Forbidden Rice Salad with Blistered Broccoli and Miso Dressing

Sometimes when I first open a new cookbook, there’s something that quickens my pulse, makes me hungry, and makes me want to cook. With my review copy of East: 120 Vegan and Vegetarian Recipes from Bangalore to Beijing by Meera Sodha, it was the chapter devoted to tofu. A whole chapter, just for tofu! That’s not so surprising given that this is a plant-focused cookbook based on Sodha’s vegan column for the Guardian. But, I like tofu, and it was exciting to see it used in several dishes here. The book is vegetarian rather than strictly vegan since it expands on what she has written for the column, and the dishes are inspired by flavors from South, East, and Southeast Asia. It’s intended to be a practical cookbook for getting meals on the table in a reasonable amount of time. The tofu chapter grabbed my attention first, but to be honest I want to make just about everything in every chapter. The Snacks and Small Things chapter has Celery and Peanut Wontons with Chile Soy Sauce that are simply boiled before being topped with sauce, and the Potato Dosa with Pea and Coconut Chutney looks crispy and delicious. Among the noodles, the Mouth-Numbing Noodles with Chile Oil and Red Cabbage and Food Court Singapore Noodles are on my short list. There are curries for every season, and the summery Thai Green Curry with Eggplant, Zucchini, and Snow Peas will be in my warm weather plans. From the rice dishes, I tried the Brussels Sprouts Nasi Goreng right away and loved the marinated, sliced Brussels sprouts on top. One of the other first things I made from the book was, of course, a tofu dish. The Honey, Soy, and Ginger Braised Tofu was sweet and spicy. Some others I’ll try soon are the colorful Chile Tofu with sweet peppers and chiles and the Spring Vegetable Bun Cha with pickled cabbage. There are also chapters for legumes, sides, condiments, and sweets, but I want to tell you more about a dish from Salads. 

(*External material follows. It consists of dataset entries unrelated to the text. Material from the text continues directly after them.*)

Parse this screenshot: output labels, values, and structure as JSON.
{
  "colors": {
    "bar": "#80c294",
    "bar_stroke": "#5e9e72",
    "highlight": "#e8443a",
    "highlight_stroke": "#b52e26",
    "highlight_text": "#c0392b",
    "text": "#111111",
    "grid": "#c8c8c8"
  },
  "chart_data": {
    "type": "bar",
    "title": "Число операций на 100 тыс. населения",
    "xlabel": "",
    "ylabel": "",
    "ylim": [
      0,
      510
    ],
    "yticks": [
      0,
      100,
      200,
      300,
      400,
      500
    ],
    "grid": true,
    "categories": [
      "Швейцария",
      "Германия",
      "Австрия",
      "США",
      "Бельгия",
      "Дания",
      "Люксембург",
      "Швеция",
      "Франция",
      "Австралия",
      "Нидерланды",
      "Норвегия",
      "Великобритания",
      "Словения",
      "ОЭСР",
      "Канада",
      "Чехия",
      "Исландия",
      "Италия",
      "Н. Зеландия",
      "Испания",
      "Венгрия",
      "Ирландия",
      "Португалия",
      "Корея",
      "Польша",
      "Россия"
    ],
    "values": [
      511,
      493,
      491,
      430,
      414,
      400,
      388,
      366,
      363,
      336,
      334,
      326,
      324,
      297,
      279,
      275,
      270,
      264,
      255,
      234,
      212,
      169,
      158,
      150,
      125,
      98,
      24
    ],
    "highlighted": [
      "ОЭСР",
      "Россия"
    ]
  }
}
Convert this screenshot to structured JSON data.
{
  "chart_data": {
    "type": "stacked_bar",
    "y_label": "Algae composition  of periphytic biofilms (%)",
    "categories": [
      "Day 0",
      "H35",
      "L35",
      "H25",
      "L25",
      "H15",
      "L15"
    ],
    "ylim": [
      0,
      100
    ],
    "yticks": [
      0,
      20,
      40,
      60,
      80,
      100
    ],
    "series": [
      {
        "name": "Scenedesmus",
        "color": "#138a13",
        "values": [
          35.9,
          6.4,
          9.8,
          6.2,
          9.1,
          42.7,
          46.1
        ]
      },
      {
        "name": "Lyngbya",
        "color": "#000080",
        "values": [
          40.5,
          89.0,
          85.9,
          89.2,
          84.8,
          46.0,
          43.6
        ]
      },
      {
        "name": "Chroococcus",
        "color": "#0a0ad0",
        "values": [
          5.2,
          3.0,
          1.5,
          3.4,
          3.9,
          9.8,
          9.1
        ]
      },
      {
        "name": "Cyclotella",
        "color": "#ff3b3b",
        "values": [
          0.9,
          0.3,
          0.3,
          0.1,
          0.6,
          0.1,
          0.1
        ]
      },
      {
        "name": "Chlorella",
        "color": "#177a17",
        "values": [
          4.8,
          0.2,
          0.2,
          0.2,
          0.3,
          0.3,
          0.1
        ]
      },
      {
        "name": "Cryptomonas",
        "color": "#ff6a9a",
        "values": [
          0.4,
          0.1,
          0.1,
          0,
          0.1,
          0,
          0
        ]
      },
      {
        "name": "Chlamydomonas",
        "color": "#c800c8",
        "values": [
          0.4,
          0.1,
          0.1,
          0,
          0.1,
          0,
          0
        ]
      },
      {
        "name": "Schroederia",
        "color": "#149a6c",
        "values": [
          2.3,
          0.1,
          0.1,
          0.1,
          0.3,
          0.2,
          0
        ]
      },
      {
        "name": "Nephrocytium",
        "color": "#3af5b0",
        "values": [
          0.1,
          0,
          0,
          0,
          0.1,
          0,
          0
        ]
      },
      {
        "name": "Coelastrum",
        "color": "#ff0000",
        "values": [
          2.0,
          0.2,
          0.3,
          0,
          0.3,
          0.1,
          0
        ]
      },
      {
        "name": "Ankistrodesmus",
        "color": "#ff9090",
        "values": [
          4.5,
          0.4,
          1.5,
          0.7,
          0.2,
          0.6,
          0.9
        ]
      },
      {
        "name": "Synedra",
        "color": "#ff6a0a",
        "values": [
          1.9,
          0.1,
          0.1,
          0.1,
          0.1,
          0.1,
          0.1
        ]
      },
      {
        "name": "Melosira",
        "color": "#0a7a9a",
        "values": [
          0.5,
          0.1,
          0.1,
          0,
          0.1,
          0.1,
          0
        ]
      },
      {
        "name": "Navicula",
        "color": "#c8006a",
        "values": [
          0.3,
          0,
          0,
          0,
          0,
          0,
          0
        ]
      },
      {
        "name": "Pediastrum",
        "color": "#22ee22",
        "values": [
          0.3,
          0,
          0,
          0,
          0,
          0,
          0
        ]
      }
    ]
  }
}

The Forbidden Rice Salad with Blistered Broccoli and Miso Dressing looked fresh, crunchy, and full of flavor, and it was. In the book, it’s made with broccolini, but I had just received regular broccoli from my CSA and used that. First, the rice was cooked, drained, and left covered with a towel in a sieve. The dressing was a puree of cashews, fresh ginger, white miso, oil, and lemon juice. The broccoli was blistered in a frying pan as were the snap peas that I used in place of snow peas. To put it all together, the rice was spread on a platter, shredded red cabbage was layered with sliced watermelon radish in my case, thawed edamame, avocado wedges, and the blistered broccoli and snap peas. Last, dressing was drizzled on top. 

The magic of pureed cashews made the dressing thick and rich, and the lemon, ginger, and miso flavors would work well with a variety of salad ingredients. That combination worked especially well here with the chewy rice, crisp radishes, and blistered vegetables. Like all the recipes in this book, the mix of tastes and textures brings a lot of fun to the plate.